Allah berfirman (yang artinya), “Itulah Allah, Rabb kalian, kepunyaan-Nya lah kerajaan, dan orang-orang yang kalian ibadahi dari selain Allah tidak memiliki apa pun walau setipis kulit ari” (QS. Fathir : 13). (lihat Nubdah, hal 21-23)

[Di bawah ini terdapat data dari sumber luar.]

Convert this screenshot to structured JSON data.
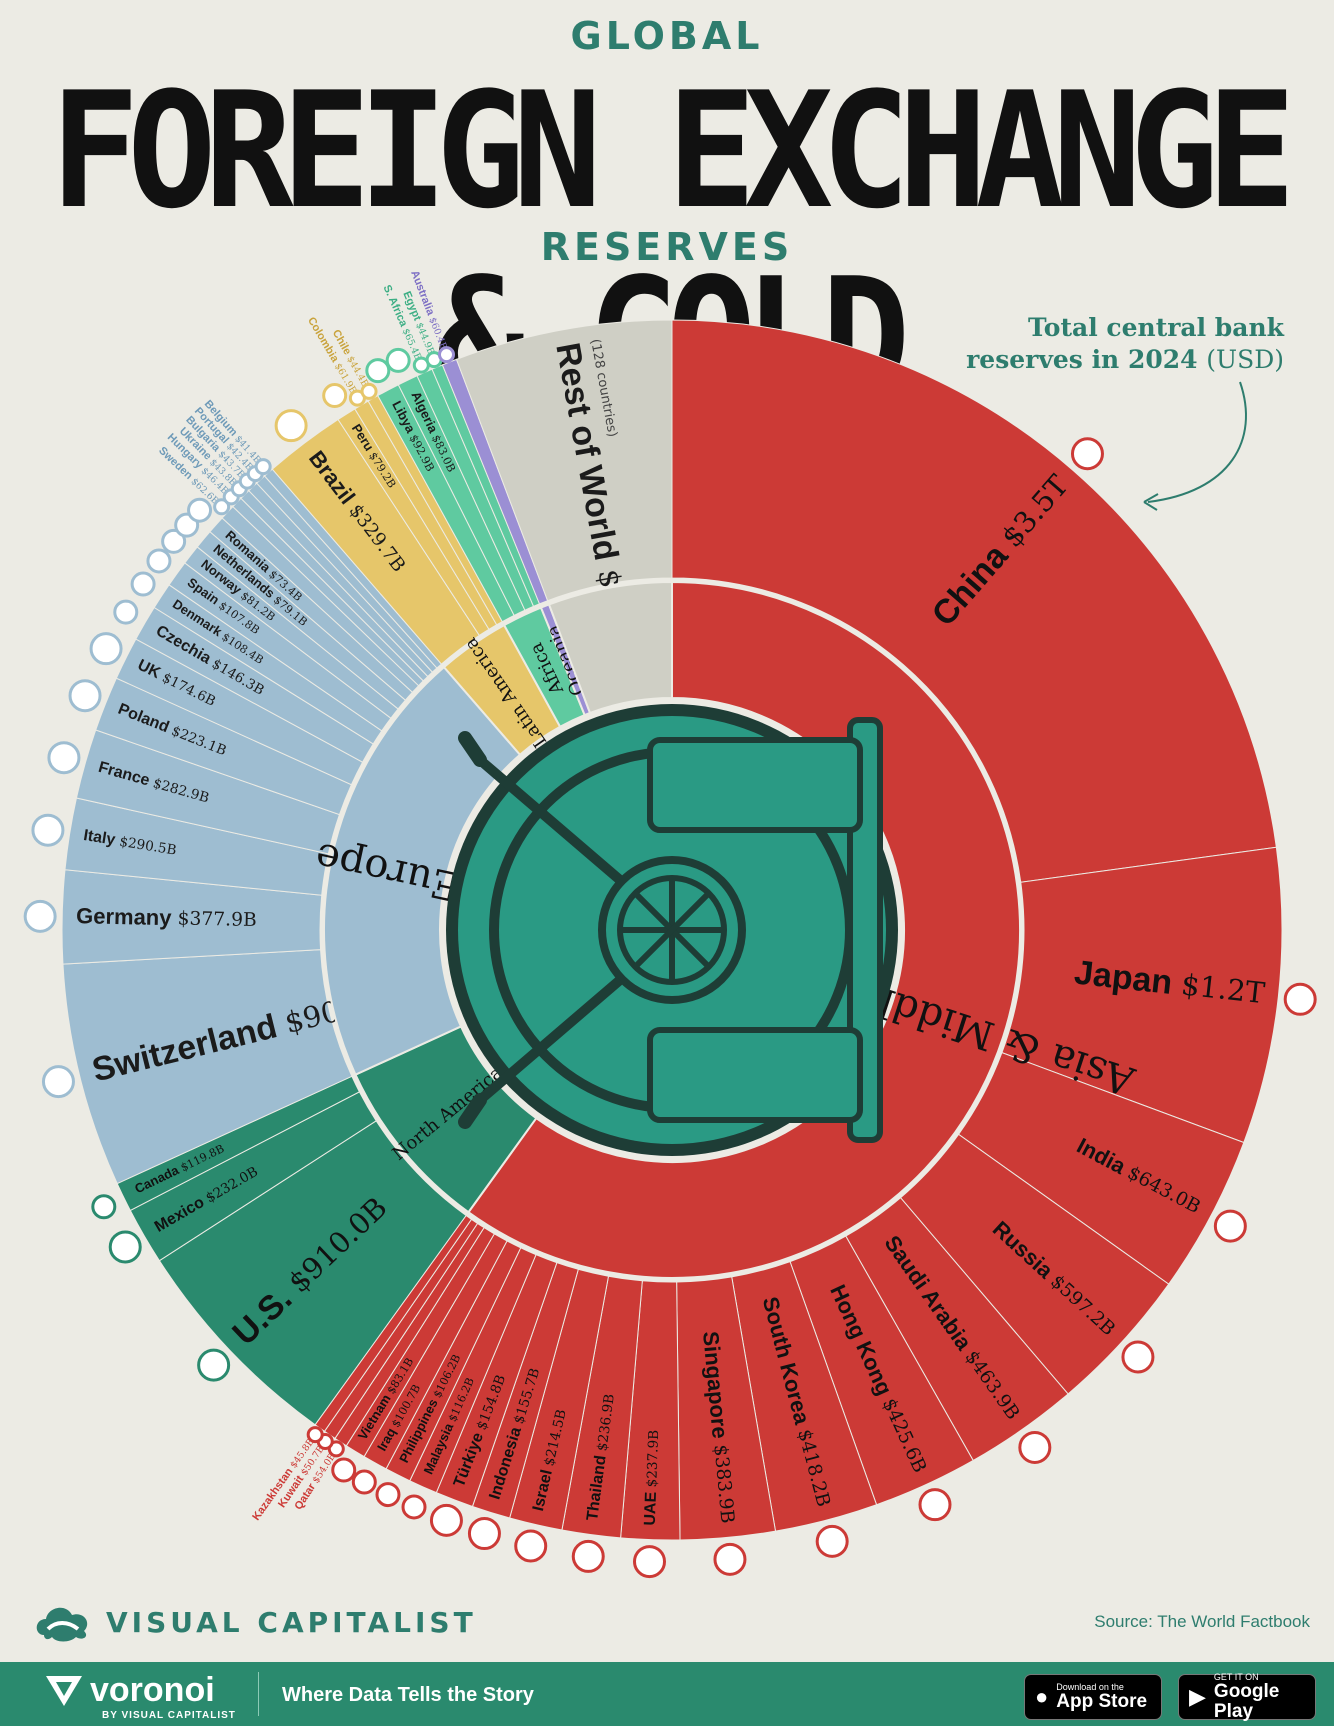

Ketiga, mengimani uluhiyah Allah

Yang dimaksud dengan mengimani uluhiyyah Allah adalah mengimani bahwa Allah adalah satu-satunya ilah yang berhak dibadahi. Tidak ada sekutu baginya. Ilah artinya yang diibadahi karena kecintaan dan pengagungan. Allah berfirman (yang artinya), “Yang demikian itu, adalah karena sesungguhnya Allah, Dialah yang haq dan sesungguhnya selain Allah yang diibadahi oleh mereka (orang-orang musyrik), itulah yang batil, dan sesungguhnya Allah, Maha Tinggi lagi Maha besar.” (QS. Al Hajj : 62). Allah menilai batilnya sesembahan orang musyrik. Karena, selain Allah adalah makhluk yang tidak memiliki apa pun dan tidak dapat memberikan manfaat kepada penyembahnya serta tidak dapat menolak bahaya yang menimpa dirinya.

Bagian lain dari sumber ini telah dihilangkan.